Positive Implications

  • Future-proof: can add status, config, models without breaking changes
  • Clear separation: shtym commands vs wrapped commands
  • Industry-standard pattern: familiar to users
  • Enables rich CLI features: help for each subcommand, subcommand-specific options
  • Testable: each subcommand can be tested independently

Concerns

  • Slightly more typing: stym run pytest vs stym pytest (mitigation: users can create shell aliases if desired: alias sr='stym run')
  • Breaking change from current development version (mitigation: no released version yet, no users affected)

Alternatives

Simple Wrapper (No Subcommands)

Keep stym command args pattern, add shtym operations as flags.

  • Pros: Shortest syntax for command execution
  • Cons: Awkward operation syntax (stym --status), limited extensibility, confusing help output
  • Reason for rejection: Cannot support rich LLM features without awkward UX

Reserved Word List

Use stym command but treat certain words (status, config, etc.) as special.

  • Pros: Short command execution syntax
  • Cons: Cannot wrap commands named "status", "config", etc.; fragile (must maintain reserved list); confusing ("why doesn't stym status work?")
  • Reason for rejection: Too many edge cases and user confusion

Auto-Detection

Detect whether argument is a shtym subcommand or external command.
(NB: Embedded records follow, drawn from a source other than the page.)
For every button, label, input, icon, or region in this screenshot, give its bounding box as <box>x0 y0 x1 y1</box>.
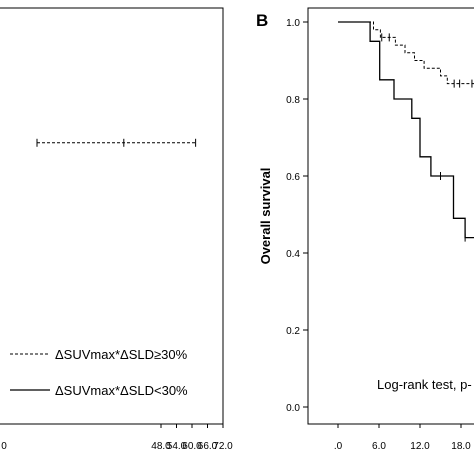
y-tick-label: 0.8 <box>286 95 300 106</box>
y-tick-label: 0.6 <box>286 172 300 183</box>
panel-a-plot-frame <box>0 7 224 425</box>
y-tick-label: 0.4 <box>286 249 300 260</box>
panel-b-x-ticks: .0 6.0 12.0 18.0 <box>334 424 471 452</box>
panel-letter-b: B <box>256 11 268 30</box>
panel-b-plot-frame <box>307 7 474 425</box>
legend-entry-solid: ΔSUVmax*ΔSLD<30% <box>55 383 188 398</box>
panel-b-curves <box>338 21 474 242</box>
x-tick-label: 48.0 <box>151 441 171 452</box>
x-tick-label: 72.0 <box>213 441 233 452</box>
panel-b-y-ticks: 0.0 0.2 0.4 0.6 0.8 1.0 <box>286 18 308 414</box>
panel-a-curves <box>36 138 197 147</box>
y-tick-label: 1.0 <box>286 18 300 29</box>
x-tick-label: 60.0 <box>182 441 202 452</box>
log-rank-annotation: Log-rank test, p- <box>377 377 472 392</box>
x-tick-label: 0 <box>1 441 7 452</box>
panel-b: B Overall survival 0.0 0.2 0.4 0.6 0.8 1.0 .0… <box>256 7 474 452</box>
panel-a-legend: ΔSUVmax*ΔSLD≥30% ΔSUVmax*ΔSLD<30% <box>10 347 188 398</box>
y-tick-label: 0.0 <box>286 403 300 414</box>
x-tick-label: .0 <box>334 441 343 452</box>
x-tick-label: 6.0 <box>372 441 386 452</box>
panel-a: 0 48.054.060.066.072.0 ΔSUVmax*ΔSLD≥30% Δ… <box>0 7 233 452</box>
y-tick-label: 0.2 <box>286 326 300 337</box>
survival-curve-solid <box>338 21 474 239</box>
x-tick-label: 12.0 <box>410 441 430 452</box>
survival-curve-dashed <box>338 21 474 85</box>
panel-a-x-ticks: 0 48.054.060.066.072.0 <box>1 424 233 452</box>
x-tick-label: 18.0 <box>451 441 471 452</box>
legend-entry-dashed: ΔSUVmax*ΔSLD≥30% <box>55 347 188 362</box>
panel-b-y-axis-title: Overall survival <box>258 168 273 265</box>
x-tick-label: 66.0 <box>198 441 218 452</box>
x-tick-label: 54.0 <box>167 441 187 452</box>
  • Pros: "Smart" behavior
  • Cons: Magic behavior, ambiguity (what if someone creates a command named "status"?), hard to predict
  • Reason for rejection: Explicit is better than implicit; too much magic

Future Direction

This subcommand structure is foundational and should remain stable. Expected future subcommands:

Planned:

  • stym status - LLM connection and usage status
  • stym config - Configuration management
  • stym models - List and manage available models

Possible:

  • stym history - Command execution history
  • stym explain - Explain previous command output
  • stym debug - Debug mode with verbose logging

Triggers for revisiting:

  • If stym run becomes overwhelming majority of usage and other subcommands rarely used (could add run as default, but keep subcommand structure)
  • If user feedback strongly prefers shorter syntax despite tradeoffs (could add shell completion to make stym run typing easier)

For now, explicit subcommand architecture provides the best balance of clarity, extensibility, and future-proofing.